Congratulations on your work, and I hope you take to working full time like a duck to water 🙂
Post # 14
Thanks bees! I will need to talk to my supervisor at the charity to prepare for possibly cutting back. Because of my hours I wouldn’t be able to do both on one day. Also there is maybe one volunteer for each weekday, sometimes not even then. There is another volunteer on my day who comes in every second week or sometimes less than that. I enjoy the volunteering plus they really do need me and I have been there for two years almost. I feel a strong loyalty to them, particularly for giving me the chance and helping me expand my skill set.
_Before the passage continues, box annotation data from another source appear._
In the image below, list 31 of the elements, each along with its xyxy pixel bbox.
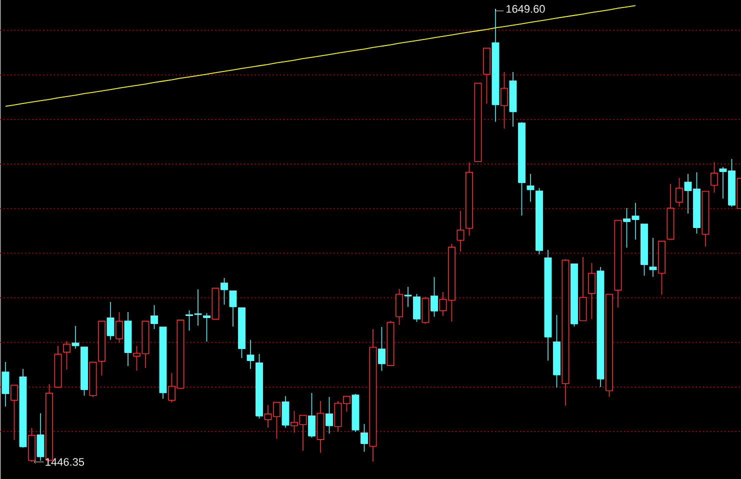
candlestick	[413, 294, 420, 322]
candlestick	[36, 412, 44, 462]
candlestick	[282, 396, 290, 428]
candlestick	[203, 312, 210, 342]
candlestick	[10, 384, 18, 440]
annotation: 1446.35	[46, 458, 84, 466]
candlestick	[246, 340, 254, 370]
candlestick	[588, 262, 596, 320]
candlestick	[220, 278, 228, 306]
candlestick	[72, 325, 80, 350]
candlestick	[63, 340, 70, 370]
candlestick	[326, 396, 333, 434]
candlestick	[116, 312, 123, 343]
candlestick	[150, 304, 158, 330]
candlestick	[649, 237, 657, 278]
candlestick	[2, 362, 10, 407]
candlestick	[396, 288, 403, 326]
candlestick	[404, 286, 412, 308]
candlestick	[229, 290, 237, 327]
candlestick	[430, 276, 438, 318]
annotation: 1649.60	[506, 5, 545, 13]
candlestick	[526, 173, 534, 202]
candlestick	[710, 162, 718, 193]
candlestick	[579, 256, 587, 322]
candlestick	[676, 177, 683, 208]
candlestick	[308, 392, 316, 438]
candlestick	[456, 210, 464, 252]
candlestick	[360, 424, 368, 452]
candlestick	[378, 326, 386, 372]
candlestick	[106, 302, 114, 340]
candlestick	[500, 72, 508, 130]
Thank you all for the advice, particularly about making sure I have ‘chill time’. It is definitely important! My psychologist suggested I create a timetable so I can manage myself and my days. I think it’s probably a good idea for me. Though I am good at making them, I’m not very good at sticking to them. Except for work hours of course.
Post # 15
I think a time table is a great idea! Having a routine makes a HUGE difference for me. You find small ways to trim down small amounts of time that really add up – like combining certain errands, or doing them on your lunch break, making phonecalls while commuting (hands free of course) etc. You’d be surprised what you can get used to when you make it part of a systematic routine. The less time you have to think about whether or not you should do something the better.
That said – listen to your body and know when you need a break! If you can take a week off of volunteering now and then it will make a big difference. It’s way easier to really go hard at something if you know you’re going to get a bit of a break soon.